Morton became known as an expert on plant poisonings and was often consulted by local authorities. She offered advice and worked to educate the public. Lawrence Kaplan, an emeritus professor of botany at the University of Massachusetts Boston and editor of the journal of the Society for Economic Botany, which Mrs. Morton helped found, said "She was the poison plant center in South Florida". Starting in 1954 when she began consulting for them, the Poison Control Center referred most plant poison calls to her. Although she received an honorary doctorate from Florida State University in 1973, she never formally attended college.

Morton continued to write, lecture, and answer inquiries at the Collectanea even after retiring. She retired from teaching in 1993, after being a University of Miami professor for about four decades. She was critically injured in an automobile accident on August 28, 1996, and died on September 10, 1996.
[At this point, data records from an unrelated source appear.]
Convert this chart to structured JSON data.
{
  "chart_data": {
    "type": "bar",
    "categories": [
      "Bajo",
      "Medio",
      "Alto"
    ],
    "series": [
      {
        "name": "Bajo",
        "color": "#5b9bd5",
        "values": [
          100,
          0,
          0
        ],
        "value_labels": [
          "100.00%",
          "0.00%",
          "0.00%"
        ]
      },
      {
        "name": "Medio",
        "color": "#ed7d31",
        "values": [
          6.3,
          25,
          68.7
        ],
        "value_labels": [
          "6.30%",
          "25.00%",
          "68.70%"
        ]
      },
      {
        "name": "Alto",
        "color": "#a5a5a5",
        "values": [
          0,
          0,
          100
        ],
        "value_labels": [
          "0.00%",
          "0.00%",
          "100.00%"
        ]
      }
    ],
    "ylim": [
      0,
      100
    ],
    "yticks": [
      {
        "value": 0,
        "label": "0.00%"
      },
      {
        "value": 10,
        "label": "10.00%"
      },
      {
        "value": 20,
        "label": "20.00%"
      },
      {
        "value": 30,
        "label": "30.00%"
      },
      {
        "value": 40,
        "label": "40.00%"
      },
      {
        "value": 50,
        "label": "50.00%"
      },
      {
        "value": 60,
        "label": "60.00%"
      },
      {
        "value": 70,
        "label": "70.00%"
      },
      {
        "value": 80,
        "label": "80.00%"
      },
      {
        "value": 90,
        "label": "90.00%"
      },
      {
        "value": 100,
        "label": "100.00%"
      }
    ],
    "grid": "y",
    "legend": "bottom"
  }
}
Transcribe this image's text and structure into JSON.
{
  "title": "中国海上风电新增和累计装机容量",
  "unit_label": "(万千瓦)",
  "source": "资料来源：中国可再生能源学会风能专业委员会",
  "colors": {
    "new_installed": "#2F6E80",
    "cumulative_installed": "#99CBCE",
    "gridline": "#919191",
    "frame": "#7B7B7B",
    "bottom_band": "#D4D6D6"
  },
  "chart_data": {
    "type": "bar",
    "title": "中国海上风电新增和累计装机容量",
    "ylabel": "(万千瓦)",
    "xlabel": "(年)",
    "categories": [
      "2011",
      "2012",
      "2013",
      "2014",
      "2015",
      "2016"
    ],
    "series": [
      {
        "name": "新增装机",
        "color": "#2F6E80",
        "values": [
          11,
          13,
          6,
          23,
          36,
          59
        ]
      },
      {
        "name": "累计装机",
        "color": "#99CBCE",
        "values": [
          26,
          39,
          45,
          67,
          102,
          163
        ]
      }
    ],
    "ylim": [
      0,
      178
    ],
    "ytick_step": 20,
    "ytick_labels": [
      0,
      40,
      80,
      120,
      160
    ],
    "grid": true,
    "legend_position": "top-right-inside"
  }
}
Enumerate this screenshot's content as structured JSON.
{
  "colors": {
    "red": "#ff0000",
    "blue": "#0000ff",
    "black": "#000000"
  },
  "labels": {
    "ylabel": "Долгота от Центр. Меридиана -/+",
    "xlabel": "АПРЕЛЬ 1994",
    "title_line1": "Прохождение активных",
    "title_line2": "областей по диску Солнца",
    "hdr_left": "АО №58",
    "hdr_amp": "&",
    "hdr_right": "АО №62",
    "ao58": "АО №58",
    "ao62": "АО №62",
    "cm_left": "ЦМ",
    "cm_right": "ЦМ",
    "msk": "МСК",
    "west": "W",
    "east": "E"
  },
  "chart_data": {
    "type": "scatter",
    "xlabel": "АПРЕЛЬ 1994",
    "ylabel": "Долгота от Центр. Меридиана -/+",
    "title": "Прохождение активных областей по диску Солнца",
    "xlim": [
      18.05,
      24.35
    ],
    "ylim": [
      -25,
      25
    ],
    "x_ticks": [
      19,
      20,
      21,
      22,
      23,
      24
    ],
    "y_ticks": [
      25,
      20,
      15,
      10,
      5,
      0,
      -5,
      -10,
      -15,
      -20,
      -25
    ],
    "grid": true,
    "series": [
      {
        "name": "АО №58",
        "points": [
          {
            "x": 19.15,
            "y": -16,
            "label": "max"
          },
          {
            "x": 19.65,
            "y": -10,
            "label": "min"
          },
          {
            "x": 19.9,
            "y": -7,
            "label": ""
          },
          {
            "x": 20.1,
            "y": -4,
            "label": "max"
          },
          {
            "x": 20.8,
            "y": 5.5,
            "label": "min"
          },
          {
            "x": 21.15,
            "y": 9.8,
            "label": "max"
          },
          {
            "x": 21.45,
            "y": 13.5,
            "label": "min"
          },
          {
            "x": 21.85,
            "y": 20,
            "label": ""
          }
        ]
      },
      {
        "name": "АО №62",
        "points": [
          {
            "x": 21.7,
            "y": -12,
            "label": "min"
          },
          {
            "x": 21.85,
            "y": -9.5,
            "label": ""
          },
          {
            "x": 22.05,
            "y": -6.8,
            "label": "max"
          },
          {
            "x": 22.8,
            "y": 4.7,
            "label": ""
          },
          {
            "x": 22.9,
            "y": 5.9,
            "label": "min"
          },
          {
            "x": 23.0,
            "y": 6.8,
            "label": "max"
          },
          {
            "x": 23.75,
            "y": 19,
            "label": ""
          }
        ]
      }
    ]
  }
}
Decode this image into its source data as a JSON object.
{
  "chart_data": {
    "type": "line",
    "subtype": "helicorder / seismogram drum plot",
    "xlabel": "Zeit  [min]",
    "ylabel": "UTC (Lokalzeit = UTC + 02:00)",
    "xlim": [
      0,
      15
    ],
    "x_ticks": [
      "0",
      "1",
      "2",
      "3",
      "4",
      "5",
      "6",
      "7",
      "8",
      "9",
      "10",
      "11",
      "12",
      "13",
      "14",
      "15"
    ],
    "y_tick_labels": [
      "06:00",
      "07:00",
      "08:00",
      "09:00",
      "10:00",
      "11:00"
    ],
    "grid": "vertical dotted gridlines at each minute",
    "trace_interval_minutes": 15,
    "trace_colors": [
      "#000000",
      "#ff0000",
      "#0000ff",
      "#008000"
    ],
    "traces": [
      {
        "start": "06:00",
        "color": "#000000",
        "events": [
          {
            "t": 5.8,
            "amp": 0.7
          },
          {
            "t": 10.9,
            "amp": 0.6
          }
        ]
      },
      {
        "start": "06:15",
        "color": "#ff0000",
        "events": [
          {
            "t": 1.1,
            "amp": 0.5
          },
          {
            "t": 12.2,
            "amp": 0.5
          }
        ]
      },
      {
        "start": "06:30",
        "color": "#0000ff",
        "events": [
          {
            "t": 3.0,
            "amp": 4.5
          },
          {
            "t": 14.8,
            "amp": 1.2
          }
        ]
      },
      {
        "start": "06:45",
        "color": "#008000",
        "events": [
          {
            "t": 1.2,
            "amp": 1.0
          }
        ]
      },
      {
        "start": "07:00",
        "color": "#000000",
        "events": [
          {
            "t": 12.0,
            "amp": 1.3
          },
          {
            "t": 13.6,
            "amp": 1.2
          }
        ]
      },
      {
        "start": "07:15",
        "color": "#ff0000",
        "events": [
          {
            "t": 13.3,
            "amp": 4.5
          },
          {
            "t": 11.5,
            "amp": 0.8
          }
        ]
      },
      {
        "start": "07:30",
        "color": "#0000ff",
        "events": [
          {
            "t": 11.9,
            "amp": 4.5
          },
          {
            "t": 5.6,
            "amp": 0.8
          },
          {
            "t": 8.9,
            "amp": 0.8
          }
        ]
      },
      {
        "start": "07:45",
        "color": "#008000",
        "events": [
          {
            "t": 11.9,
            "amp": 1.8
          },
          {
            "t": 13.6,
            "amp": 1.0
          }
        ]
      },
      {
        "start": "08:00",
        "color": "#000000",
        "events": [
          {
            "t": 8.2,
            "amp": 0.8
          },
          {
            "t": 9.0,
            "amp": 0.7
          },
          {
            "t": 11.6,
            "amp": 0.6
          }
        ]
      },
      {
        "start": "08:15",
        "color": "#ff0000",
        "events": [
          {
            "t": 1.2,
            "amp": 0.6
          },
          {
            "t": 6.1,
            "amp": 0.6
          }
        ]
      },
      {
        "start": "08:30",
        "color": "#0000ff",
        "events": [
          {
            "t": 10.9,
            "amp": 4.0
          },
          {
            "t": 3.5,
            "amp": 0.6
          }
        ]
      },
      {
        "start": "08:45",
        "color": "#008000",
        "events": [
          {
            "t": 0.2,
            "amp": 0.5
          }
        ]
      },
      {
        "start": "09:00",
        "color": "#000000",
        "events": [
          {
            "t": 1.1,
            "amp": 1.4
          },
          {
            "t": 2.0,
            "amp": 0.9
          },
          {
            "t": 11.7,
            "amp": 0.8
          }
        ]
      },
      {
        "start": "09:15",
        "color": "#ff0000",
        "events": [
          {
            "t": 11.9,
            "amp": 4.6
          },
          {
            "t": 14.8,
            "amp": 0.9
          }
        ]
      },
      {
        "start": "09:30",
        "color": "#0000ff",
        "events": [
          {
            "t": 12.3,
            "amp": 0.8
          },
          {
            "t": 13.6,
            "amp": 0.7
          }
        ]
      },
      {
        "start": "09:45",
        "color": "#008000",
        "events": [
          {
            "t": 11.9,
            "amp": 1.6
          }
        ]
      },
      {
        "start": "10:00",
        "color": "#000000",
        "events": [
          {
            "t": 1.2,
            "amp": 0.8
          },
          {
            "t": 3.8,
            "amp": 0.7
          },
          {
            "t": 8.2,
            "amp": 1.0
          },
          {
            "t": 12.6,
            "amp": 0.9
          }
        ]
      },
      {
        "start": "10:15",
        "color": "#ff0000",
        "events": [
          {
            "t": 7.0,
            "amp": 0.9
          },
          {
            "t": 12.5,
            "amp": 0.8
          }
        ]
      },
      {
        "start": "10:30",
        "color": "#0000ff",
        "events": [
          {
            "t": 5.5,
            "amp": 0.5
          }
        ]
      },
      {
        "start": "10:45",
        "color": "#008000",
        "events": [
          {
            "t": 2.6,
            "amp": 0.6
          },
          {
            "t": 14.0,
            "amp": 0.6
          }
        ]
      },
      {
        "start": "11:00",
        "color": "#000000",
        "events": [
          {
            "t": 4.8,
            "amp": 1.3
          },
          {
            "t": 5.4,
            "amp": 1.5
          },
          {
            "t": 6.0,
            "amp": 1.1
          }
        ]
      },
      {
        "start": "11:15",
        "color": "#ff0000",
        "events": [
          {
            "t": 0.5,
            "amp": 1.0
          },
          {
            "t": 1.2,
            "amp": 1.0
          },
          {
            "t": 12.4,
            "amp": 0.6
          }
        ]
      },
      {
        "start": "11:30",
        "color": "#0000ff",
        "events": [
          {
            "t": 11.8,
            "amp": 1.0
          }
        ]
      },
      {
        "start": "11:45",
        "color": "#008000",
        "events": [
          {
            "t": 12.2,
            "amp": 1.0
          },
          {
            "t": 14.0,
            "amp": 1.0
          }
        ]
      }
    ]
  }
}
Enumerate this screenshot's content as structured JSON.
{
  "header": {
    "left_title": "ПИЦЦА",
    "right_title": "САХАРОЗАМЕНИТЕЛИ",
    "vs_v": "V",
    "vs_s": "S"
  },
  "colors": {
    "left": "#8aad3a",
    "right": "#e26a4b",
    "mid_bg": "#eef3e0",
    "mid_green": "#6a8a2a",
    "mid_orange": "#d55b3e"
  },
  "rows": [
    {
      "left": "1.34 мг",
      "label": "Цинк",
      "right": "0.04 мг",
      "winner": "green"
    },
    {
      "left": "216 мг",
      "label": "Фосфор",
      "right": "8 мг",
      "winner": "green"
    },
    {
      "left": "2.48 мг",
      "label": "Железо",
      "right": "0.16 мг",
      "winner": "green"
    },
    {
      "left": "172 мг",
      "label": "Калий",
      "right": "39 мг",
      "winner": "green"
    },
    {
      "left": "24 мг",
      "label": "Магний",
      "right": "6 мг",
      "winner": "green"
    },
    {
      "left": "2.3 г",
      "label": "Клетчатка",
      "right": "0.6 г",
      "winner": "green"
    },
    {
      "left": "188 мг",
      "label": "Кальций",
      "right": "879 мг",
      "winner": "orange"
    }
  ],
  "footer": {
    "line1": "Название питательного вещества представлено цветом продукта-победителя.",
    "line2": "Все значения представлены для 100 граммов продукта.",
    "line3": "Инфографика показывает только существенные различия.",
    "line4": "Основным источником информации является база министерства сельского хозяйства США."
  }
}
==Partial list of publications==
This is a representative list rather than an exhaustive one:
- Fifty Tropical Fruits of Nassau (1946)
- 400 Plants of South Florida (1949)
- Some Useful and Ornamental Plants of the Caribbean Gardens (Botanical gardens, 1955)
- The Mamey (Florida State Horticultural Society, 1962)
- Wild Plants for Survival in South Florida (Hurricane House, 1962)
- Plants Poisonous to People (Hurricane House, 1971)
- Exotic Plants (1973) translated into French as Plantes exotiques
- Folk Remedies of the Low Countries (1974)
- The Atlas of Medicinal Plants of Middle America (C.C. Thomas, 1981).
- Fruits of Warm Climates (1987) (online)
- Herbs and spices. New York: Golden Press, 1976

==Honors==
- Research Professor of Biology and Director of the Morton Collectanea, University of Miami
- Florida State University honorary doctorate for her research and writings for the National Institutes of Health and the US Department of Defense, 1973.
- Elected Fellow of the Linnean Society of London, 1974.
- Named the first Distinguished Economic Botanist by the international Society for Economic Botany, 1978.
- Served as President of the Florida State Horticultural Society, 1979.